Este es el prólogo

Dejaría en este libro

toda mi alma.

Este libro que ha visto

conmigo los paisajes

y vivido horas santas.

¡Qué pena de los libros

que nos llenan las manos

de rosas y de estrellas

y lentamente pasan!

¡Qué tristeza tan honda

es mirar los retablos

de dolores y penas

que un corazón levanta!

Ver pasar los espectros

de vidas que se borran,

ver al hombre desnudo

en Pegaso sin alas,

ver la vida y la muerte,

la síntesis del mundo,

que en espacios profundos

se miran y se abrazan.

Un libro de poesías

es el otoño muerto:

los versos son las hojas

negras en tierras blancas,

y la voz que los lee

es el soplo del viento

que les hunde en los pechos,

—entrañables distancias—.

El poeta es un árbol

con frutos de tristeza

y con hojas marchitas

de llorar lo que ama.

El poeta es el médium

de la Naturaleza

que explica su grandeza

por medio de palabras.

El poeta comprende

todo lo incomprensible,

y a cosas que se odian,

él, amigas las llama.

Sabe que los senderos

son todos imposibles,

y por eso de noche

va por ellos en calma.

En los libros de versos,

entre rosas de sangre,

van pasando las tristes

y eternas caravanas

que hicieron al poeta

cuando llora en las tardes,

rodeado y ceñido

por sus propios fantasmas.

Poesía es amargura,

miel celeste que mana

de un panal invisible

que fabrican las almas.

Poesía es lo imposible

hecho posible.

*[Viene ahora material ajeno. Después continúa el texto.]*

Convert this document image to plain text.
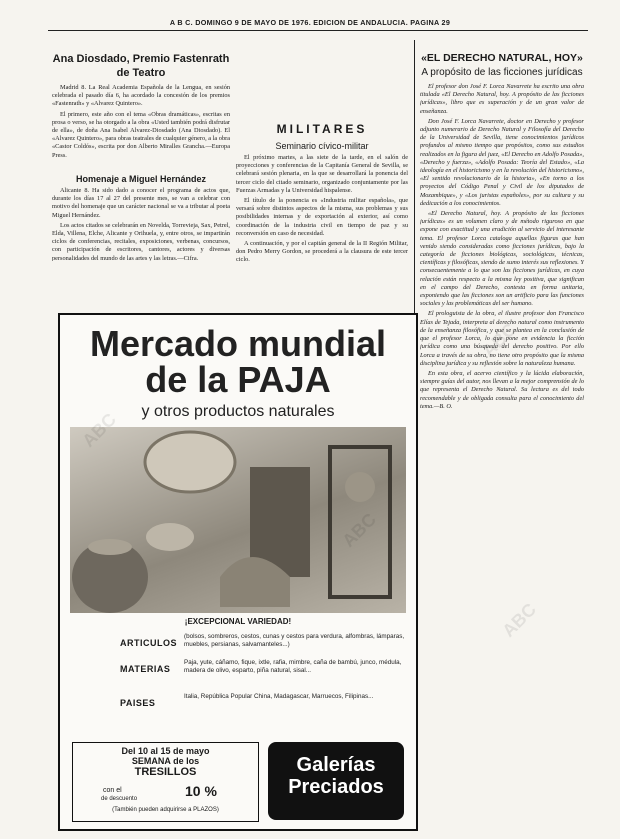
A B C. DOMINGO 9 DE MAYO DE 1976. EDICION DE ANDALUCIA. PAGINA 29
Ana Diosdado, Premio Fastenrath de Teatro

Madrid 8. La Real Academia Española de la Lengua, en sesión celebrada el pasado día 6, ha acordado la concesión de los premios «Fastenrath» y «Alvarez Quintero».

El primero, este año con el tema «Obras dramáticas», escritas en prosa o verso, se ha otorgado a la obra «Usted también podrá disfrutar de ella», de doña Ana Isabel Alvarez-Diosdado (Ana Diosdado). El «Alvarez Quintero», para obras teatrales de cualquier género, a la obra «Castor Coldós», escrita por don Alberto Miralles Grancha.—Europa Press.

Homenaje a Miguel Hernández

Alicante 8. Ha sido dado a conocer el programa de actos que, durante los días 17 al 27 del presente mes, se van a celebrar con motivo del homenaje que un carácter nacional se va a tributar al poeta Miguel Hernández.

Los actos citados se celebrarán en Novelda, Torrevieja, Sax, Petrel, Elda, Villena, Elche, Alicante y Orihuela, y, entre otros, se impartirán ciclos de conferencias, recitales, exposiciones, verbenas, concursos, con participación de escritores, cantores, actores y diversas personalidades del mundo de las artes y las letras.—Cifra.

MILITARES
Seminario cívico-militar

El próximo martes, a las siete de la tarde, en el salón de proyecciones y conferencias de la Capitanía General de Sevilla, se celebrará sesión plenaria, en la que se desarrollará la ponencia del tercer ciclo del citado seminario, organizado conjuntamente por las Fuerzas Armadas y la Universidad hispalense.

El título de la ponencia es «Industria militar española», que versará sobre distintos aspectos de la misma, sus problemas y sus posibilidades internas y de exportación al exterior, así como coordinación de la industria civil en tiempo de paz y su reconversión en caso de necesidad.

A continuación, y por el capitán general de la II Región Militar, don Pedro Merry Gordon, se procederá a la clausura de este tercer ciclo.

«EL DERECHO NATURAL, HOY»
A propósito de las ficciones jurídicas

El profesor don José F. Lorca Navarrete ha escrito una obra titulada «El Derecho Natural, hoy. A propósito de las ficciones jurídicas», libro que es superación y de un gran valor de enseñanza.

Don José F. Lorca Navarrete, doctor en Derecho y profesor adjunto numerario de Derecho Natural y Filosofía del Derecho de la Universidad de Sevilla, tiene conocimientos jurídicos profundos al mismo tiempo que propósitos, como sus estudios realizados en la figura del juez, «El Derecho en Adolfo Posada», «Derecho y fuerza», «Adolfo Posada: Teoría del Estado», «La ideología en el historicismo y en la revolución del historicismo», «El sentido revolucionario de la historia», «En torno a los proyectos del Código Penal y Civil de los diputados de Mozambique», y «Los juristas españoles», por su cultura y su dedicación a los conocimientos.

«El Derecho Natural, hoy. A propósito de las ficciones jurídicas» es un volumen claro y de método riguroso en que expone con exactitud y una erudición al servicio del interesante tema. El profesor Lorca cataloga aquellas figuras que han venido siendo consideradas como ficciones jurídicas, bajo la categoría de ficciones biológicas, sociológicas, técnicas, científicas y filosóficas, siendo de sumo interés sus reflexiones. Y consecuentemente a lo que son las ficciones jurídicas, en cuya relación están respecto a la misma ley positiva, que significan en el campo del Derecho, contesta en forma unitaria, exponiendo que las ficciones son un artificio para las funciones sociales y las problemáticas del ser humano.

El prologuista de la obra, el ilustre profesor don Francisco Elías de Tejada, interpreta al derecho natural como instrumento de la enseñanza filosófica, y que se plantea en la conclusión de que el profesor Lorca, lo que pone en evidencia la ficción jurídica como una búsqueda del derecho positivo. Por ello Lorca a través de su obra, no tiene otro propósito que la misma disciplina jurídica y su reflexión sobre la naturaleza humana.

En esta obra, el acervo científico y la lúcida elaboración, siempre guías del autor, nos llevan a la mejor comprensión de lo que representa el Derecho Natural. Su lectura es del todo recomendable y de obligada consulta para el conocimiento del tema.—B. O.

Mercado mundial
de la PAJA
y otros productos naturales
¡EXCEPCIONAL VARIEDAD!
ARTICULOS
(bolsos, sombreros, cestos, cunas y cestos para verdura, alfombras, lámparas, muebles, persianas, salvamanteles...)
MATERIAS
Paja, yute, cáñamo, fique, ixtle, rafia, mimbre, caña de bambú, junco, médula, madera de olivo, esparto, piña natural, sisal...
PAISES
Italia, República Popular China, Madagascar, Marruecos, Filipinas...
Del 10 al 15 de mayo
SEMANA de los
TRESILLOS
con el
de descuento	10 %
(También pueden adquirirse a PLAZOS)
Galerías
Preciados
ABC
ABC
ABC
ABC
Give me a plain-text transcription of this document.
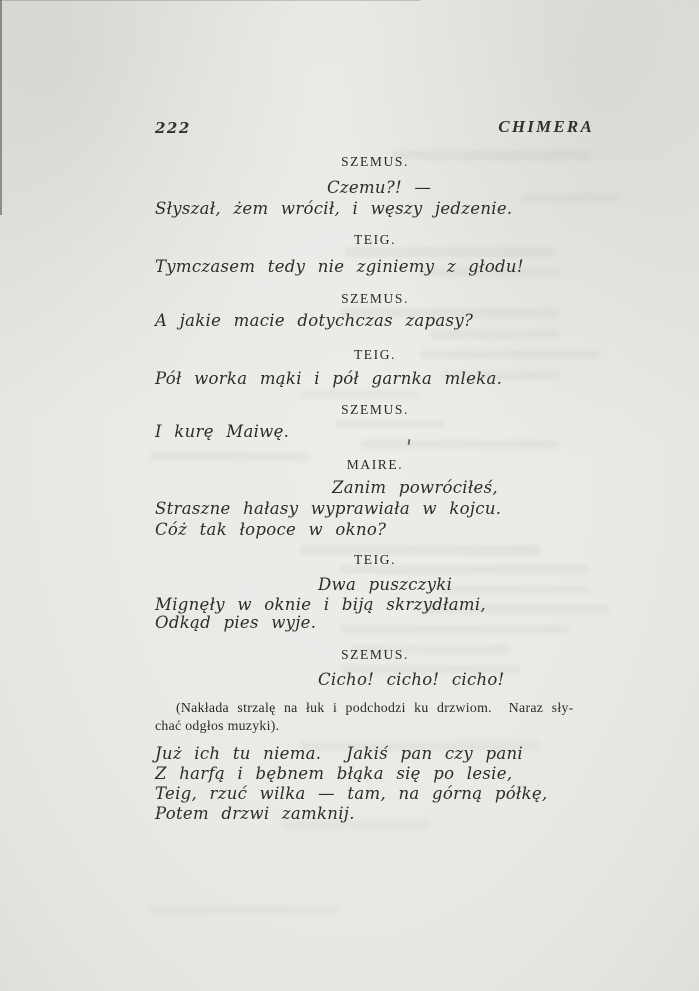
222	CHIMERA
SZEMUS.
Czemu?! —
Słyszał, żem wrócił, i węszy jedzenie.
TEIG.
Tymczasem tedy nie zginiemy z głodu!
SZEMUS.
A jakie macie dotychczas zapasy?
TEIG.
Pół worka mąki i pół garnka mleka.
SZEMUS.
I kurę Maiwę.
MAIRE.
Zanim powróciłeś,
Straszne hałasy wyprawiała w kojcu.
Cóż tak łopoce w okno?
TEIG.
Dwa puszczyki
Mignęły w oknie i biją skrzydłami,
Odkąd pies wyje.
SZEMUS.
Cicho! cicho! cicho!
(Nakłada strzalę na łuk i podchodzi ku drzwiom.  Naraz sły-
chać odgłos muzyki).
Już ich tu niema.  Jakiś pan czy pani
Z harfą i bębnem błąka się po lesie,
Teig, rzuć wilka — tam, na górną półkę,
Potem drzwi zamknij.
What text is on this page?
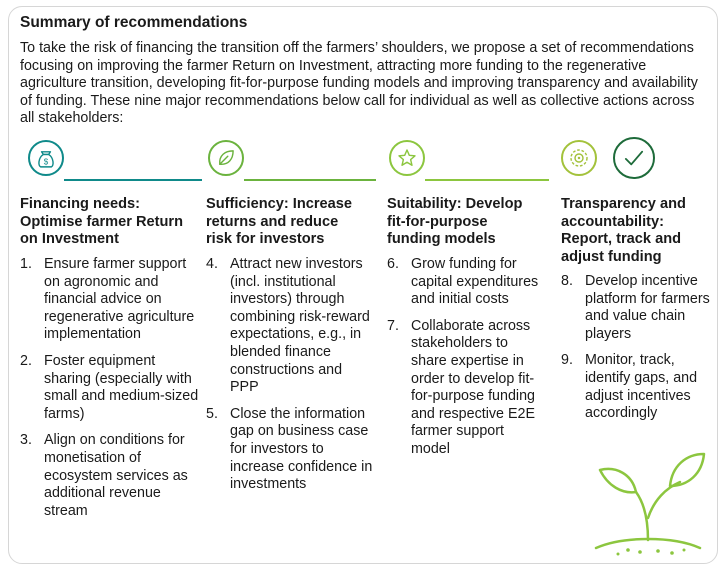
Summary of recommendations
To take the risk of financing the transition off the farmers’ shoulders, we propose a set of recommendations focusing on improving the farmer Return on Investment, attracting more funding to the regenerative agriculture transition, developing fit-for-purpose funding models and improving transparency and availability of funding. These nine major recommendations below call for individual as well as collective actions across all stakeholders:
$
Financing needs: Optimise farmer Return on Investment
1. Ensure farmer support on agronomic and financial advice on regenerative agriculture implementation
2. Foster equipment sharing (especially with small and medium-sized farms)
3. Align on conditions for monetisation of ecosystem services as additional revenue stream
Sufficiency: Increase returns and reduce risk for investors
4. Attract new investors (incl. institutional investors) through combining risk-reward expectations, e.g., in blended finance constructions and PPP
5. Close the information gap on business case for investors to increase confidence in investments
Suitability: Develop fit-for-purpose funding models
6. Grow funding for capital expenditures and initial costs
7. Collaborate across stakeholders to share expertise in order to develop fit-for-purpose funding and respective E2E farmer support model
Transparency and accountability: Report, track and adjust funding
8. Develop incentive platform for farmers and value chain players
9. Monitor, track, identify gaps, and adjust incentives accordingly
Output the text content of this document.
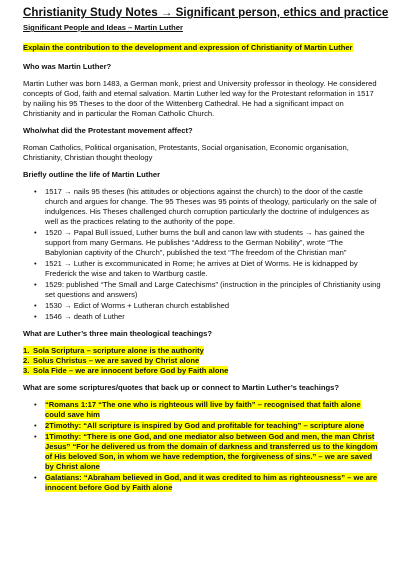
Christianity Study Notes → Significant person, ethics and practice
Significant People and Ideas – Martin Luther
Explain the contribution to the development and expression of Christianity of Martin Luther

Who was Martin Luther?

Martin Luther was born 1483, a German monk, priest and University professor in theology. He considered concepts of God, faith and eternal salvation. Martin Luther led way for the Protestant reformation in 1517 by nailing his 95 Theses to the door of the Wittenberg Cathedral. He had a significant impact on Christianity and in particular the Roman Catholic Church.

Who/what did the Protestant movement affect?

Roman Catholics, Political organisation, Protestants, Social organisation, Economic organisation, Christianity, Christian thought theology

Briefly outline the life of Martin Luther

• 1517 → nails 95 theses (his attitudes or objections against the church) to the door of the castle church and argues for change. The 95 Theses was 95 points of theology, particularly on the sale of indulgences. His Theses challenged church corruption particularly the doctrine of indulgences as well as the practices relating to the authority of the pope.
• 1520 → Papal Bull issued, Luther burns the bull and canon law with students → has gained the support from many Germans. He publishes “Address to the German Nobility”, wrote “The Babylonian captivity of the Church”, published the text “The freedom of the Christian man”
• 1521 → Luther is excommunicated in Rome; he arrives at Diet of Worms. He is kidnapped by Frederick the wise and taken to Wartburg castle.
• 1529: published “The Small and Large Catechisms” (instruction in the principles of Christianity using set questions and answers)
• 1530 → Edict of Worms + Lutheran church established
• 1546 → death of Luther

What are Luther’s three main theological teachings?

1. Sola Scriptura – scripture alone is the authority
2. Solus Christus – we are saved by Christ alone
3. Sola Fide – we are innocent before God by Faith alone

What are some scriptures/quotes that back up or connect to Martin Luther’s teachings?

• “Romans 1:17 “The one who is righteous will live by faith” – recognised that faith alone could save him
• 2Timothy: “All scripture is inspired by God and profitable for teaching” – scripture alone
• 1Timothy: “There is one God, and one mediator also between God and men, the man Christ Jesus” “For he delivered us from the domain of darkness and transferred us to the kingdom of His beloved Son, in whom we have redemption, the forgiveness of sins.” – we are saved by Christ alone
• Galatians: “Abraham believed in God, and it was credited to him as righteousness” – we are innocent before God by Faith alone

Arpa

que tiene en vez de cuerdas

corazones y llamas.

Poesía es la vida

que cruzamos con ansia

esperando al que lleva

sin rumbo nuestra barca.

Libros dulces de versos

son los astros que pasan

por el silencio mudo

al reino de la Nada,

escribiendo en el cielo

sus estrofas de plata.

¡Oh, qué penas tan hondas

y nunca remediadas,

las voces dolorosas

que los poetas cantan!

Dejaría en el libro

este toda mi alma…



7 de agosto de 1918.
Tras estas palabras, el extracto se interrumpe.